The following illustrates the simulation process of an embodiment of the invention:
generally, the main body structure of the redundant robot mainly shows four forms of SRS, RSS, UUS-A and UUS-B. The SRS structure can be more similar to the structural characteristics of human arms, so that a redundant robot with the modularized shoulder-wrist joint offset SRS structure is selected as a research object, as shown in FIG. 3; the robot adopts a modular reconfigurable design, the number of degrees of freedom can be adjusted by increasing or reducing connecting rods, and the improved DH parameters are shown in a table 1.
TABLE 1 improved DH parameters of SRS Structure redundant Robots
Figure BDA0002262727130000091
It should be noted here that obtaining the jacobian matrix and the pseudo-inverse matrix of the redundant robot is the prior art, and the process is not described again; the effectiveness of the SRS structure redundancy robot trajectory planning method based on the IGSO algorithm is verified by a simulation example.
Simulation example 1
In this example, the objective function is selected to be F4Target position is xref=[-0.5,0.5,1]TAnd solving the solution of the CLP method by an optimization algorithm without considering attitude influence. The simulation environment is Win 10Intel (R) core (TM) i7-4720HQ CPU @2.60GHz, and the parameter settings of the three algorithms are shown in Table 2 by adopting a conventional GSO algorithm and an IABC algorithm to compare and analyze with an IGSO algorithm under Matlab 2018b software.
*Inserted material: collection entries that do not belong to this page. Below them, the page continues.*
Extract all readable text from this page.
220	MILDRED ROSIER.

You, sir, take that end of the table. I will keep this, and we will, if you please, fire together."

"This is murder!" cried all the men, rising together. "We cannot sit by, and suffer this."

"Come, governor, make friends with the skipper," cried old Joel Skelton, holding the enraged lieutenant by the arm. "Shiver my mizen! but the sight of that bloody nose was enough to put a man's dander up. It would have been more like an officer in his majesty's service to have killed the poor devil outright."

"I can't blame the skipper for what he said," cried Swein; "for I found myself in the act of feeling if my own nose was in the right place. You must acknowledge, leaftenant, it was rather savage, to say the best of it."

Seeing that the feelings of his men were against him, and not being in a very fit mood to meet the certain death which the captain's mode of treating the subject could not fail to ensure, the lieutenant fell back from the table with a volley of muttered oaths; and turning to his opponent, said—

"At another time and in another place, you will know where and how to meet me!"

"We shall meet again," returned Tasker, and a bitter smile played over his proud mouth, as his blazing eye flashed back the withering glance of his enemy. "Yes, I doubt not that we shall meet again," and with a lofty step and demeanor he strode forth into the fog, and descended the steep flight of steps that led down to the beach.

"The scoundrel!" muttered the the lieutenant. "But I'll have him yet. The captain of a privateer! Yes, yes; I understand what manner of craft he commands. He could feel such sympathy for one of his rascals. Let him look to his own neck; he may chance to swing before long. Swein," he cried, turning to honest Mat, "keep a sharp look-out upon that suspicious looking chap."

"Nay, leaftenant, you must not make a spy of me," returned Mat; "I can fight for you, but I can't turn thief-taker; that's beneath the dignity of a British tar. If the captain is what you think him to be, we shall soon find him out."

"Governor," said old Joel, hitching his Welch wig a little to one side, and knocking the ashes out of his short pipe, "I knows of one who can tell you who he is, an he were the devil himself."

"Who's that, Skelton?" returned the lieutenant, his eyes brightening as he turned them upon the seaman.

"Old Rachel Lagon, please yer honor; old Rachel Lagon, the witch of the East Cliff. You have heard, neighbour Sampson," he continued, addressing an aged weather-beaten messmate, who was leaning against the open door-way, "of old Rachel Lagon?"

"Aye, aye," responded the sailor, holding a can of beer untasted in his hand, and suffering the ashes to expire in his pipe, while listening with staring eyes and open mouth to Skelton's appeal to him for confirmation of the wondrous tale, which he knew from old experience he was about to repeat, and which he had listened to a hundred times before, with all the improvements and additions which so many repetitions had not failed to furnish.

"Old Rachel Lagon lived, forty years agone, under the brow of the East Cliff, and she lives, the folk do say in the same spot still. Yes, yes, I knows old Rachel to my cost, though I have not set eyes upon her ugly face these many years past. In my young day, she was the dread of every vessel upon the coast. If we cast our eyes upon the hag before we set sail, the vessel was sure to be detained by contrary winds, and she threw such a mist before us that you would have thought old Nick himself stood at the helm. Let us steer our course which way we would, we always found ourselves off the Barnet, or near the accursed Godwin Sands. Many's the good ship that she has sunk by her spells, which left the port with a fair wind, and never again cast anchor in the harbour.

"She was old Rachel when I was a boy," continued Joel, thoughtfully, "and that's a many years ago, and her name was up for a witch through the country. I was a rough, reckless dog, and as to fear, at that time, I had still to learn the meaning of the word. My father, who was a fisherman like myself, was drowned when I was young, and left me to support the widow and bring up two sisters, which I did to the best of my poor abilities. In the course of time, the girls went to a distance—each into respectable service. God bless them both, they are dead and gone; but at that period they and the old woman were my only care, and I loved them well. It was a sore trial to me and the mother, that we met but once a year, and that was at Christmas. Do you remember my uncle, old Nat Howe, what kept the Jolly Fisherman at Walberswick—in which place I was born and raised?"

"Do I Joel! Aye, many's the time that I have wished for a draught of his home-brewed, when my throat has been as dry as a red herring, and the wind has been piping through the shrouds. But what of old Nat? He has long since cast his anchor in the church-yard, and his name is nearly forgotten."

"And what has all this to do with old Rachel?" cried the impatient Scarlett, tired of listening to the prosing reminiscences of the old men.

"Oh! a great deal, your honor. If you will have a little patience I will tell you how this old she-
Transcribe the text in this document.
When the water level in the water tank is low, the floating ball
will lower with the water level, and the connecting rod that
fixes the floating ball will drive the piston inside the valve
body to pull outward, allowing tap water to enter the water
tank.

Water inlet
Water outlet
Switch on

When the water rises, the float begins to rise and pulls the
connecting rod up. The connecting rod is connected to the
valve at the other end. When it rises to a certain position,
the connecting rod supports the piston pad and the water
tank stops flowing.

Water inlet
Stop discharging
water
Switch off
TABLE 2 parameter settings for the three algorithms
Figure BDA0002262727130000092
Figure BDA0002262727130000101
Each algorithm runs 10 times, each iteration is performed for 50 generations, then the optimal result is selected and recorded, as shown in fig. 4 and 5, it can be seen that the three algorithms can enable the robot end effector to approach the reference position well, wherein the target function value obtained by the IGSO algorithm is 0.00521 which is 83.50% and 42.07% higher than that obtained by the GSO algorithm and the IABC algorithm respectively; meanwhile, as can be seen from fig. 5, the IGSO algorithm can obtain an ideal objective function value through a small number of iterations, the convergence rate is fast, the simulation time of the GSO algorithm is 1.63s, the simulation time of the IABC algorithm is 0.98s, and the simulation time of the IGSO algorithm is 0.70 s. Compared with other two algorithms, the optimization rate of the algorithm provided by the invention is respectively improved by 57.06% and 28.57%, which shows that the algorithm provided by the invention has high convergence rate and strong information mining capability.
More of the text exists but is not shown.